Cycle count inventory implementation and best practices
An inventory cycle count may be more efficient than a physical count, but shouldn’t fully replace them. When implementing cycle counts into your workflow, it’s best to perform a physical count beforehand. This way, you know that you’re starting off with an accurate count.
Best practices tend to differ from industry to industry, but there are some that should be useful for most businesses to follow.
- Stop inventory movement: Processing orders during the process can lead to inaccuracies. This can cause a ripple effect with further issues later on, and more work down the line.
- Keep information up to date: Whenever you receive new inventory, make sure to register it in your inventory management system. Otherwise, you’ll end up with greater discrepancies.
- Perform annual physical counts: It’s still best to perform annual physical counts to create an accurate starting point for the year.
- Set a schedule and stick to it: Repetition is key.

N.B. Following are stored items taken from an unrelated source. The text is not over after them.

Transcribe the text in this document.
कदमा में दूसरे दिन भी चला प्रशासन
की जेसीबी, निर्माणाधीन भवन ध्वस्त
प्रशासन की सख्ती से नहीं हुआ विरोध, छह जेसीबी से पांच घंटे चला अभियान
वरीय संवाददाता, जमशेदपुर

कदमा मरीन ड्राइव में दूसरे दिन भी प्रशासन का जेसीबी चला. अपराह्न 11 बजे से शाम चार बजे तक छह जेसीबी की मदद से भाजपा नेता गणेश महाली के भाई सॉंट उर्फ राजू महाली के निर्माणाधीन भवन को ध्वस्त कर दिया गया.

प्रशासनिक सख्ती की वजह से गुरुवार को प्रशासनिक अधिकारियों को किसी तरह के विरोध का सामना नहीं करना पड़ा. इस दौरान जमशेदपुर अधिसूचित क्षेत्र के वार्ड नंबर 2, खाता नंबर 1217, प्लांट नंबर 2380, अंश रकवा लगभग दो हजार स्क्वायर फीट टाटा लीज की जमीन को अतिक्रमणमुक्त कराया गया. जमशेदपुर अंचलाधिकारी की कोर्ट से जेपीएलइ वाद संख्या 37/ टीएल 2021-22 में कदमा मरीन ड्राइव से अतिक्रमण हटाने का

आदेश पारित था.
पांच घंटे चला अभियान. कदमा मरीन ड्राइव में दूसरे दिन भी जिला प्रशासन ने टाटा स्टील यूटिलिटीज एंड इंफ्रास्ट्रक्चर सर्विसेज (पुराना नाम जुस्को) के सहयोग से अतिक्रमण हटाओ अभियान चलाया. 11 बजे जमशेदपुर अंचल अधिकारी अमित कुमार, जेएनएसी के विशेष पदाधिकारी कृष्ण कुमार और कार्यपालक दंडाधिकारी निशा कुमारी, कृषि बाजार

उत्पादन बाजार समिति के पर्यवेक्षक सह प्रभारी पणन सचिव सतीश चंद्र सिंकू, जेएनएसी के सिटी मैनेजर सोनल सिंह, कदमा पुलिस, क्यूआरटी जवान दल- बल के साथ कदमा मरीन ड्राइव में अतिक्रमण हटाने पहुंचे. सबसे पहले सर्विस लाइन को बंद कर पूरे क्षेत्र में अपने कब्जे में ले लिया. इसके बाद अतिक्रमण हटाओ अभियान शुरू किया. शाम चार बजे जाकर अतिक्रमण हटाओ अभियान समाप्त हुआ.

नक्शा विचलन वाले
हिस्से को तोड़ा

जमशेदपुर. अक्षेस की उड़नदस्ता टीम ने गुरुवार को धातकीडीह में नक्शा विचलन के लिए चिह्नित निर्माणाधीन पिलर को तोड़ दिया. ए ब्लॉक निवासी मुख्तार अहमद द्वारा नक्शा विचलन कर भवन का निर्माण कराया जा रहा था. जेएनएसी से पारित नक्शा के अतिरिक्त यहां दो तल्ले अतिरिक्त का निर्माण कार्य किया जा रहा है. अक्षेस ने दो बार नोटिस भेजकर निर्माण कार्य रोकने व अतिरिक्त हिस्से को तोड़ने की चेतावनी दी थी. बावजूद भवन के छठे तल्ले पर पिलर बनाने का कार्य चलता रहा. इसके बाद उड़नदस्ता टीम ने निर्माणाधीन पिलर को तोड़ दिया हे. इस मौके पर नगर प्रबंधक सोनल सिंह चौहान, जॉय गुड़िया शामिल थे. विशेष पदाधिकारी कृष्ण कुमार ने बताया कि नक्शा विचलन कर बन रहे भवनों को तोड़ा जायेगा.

This process should be performed quarterly at a bare minimum.
- Don’t give up: Even if you end up lacking the resources to perform regular counts, don’t stop doing cycle counts altogether. Instead, learn to prioritize and track higher-value inventory.
- Alternate staff: The cycle count process can be tedious. Alternating between teams keeps people from burning out, and could stifle any potential thievery.
The important thing is to find what works for you. Different businesses need different things. Find your flow and stick to it. A system that works for one business might not work for yours, and vice versa.
Using software to help with cycle counting
Counting inventory is an important part of warehouse management, but it can be time-consuming and labor-intensive. At the same time, that doesn’t mean there’s no way to make it easier. According to a report from the Business Continuity Institute, more than 57% of businesses currently make no use of technology for supply chain management.
Software like inFlow for inventory management can help make things easier by giving you a starting point. Instead of gathering a list of products and creating your own sheet, inventory management software can do it for you.
Inventory management software can help to automate some aspects of the process, such as updating multiple sheets. Software like inFlow streamlines the process, but it’s important to note that the inventory cycle count process still relies on manual labor.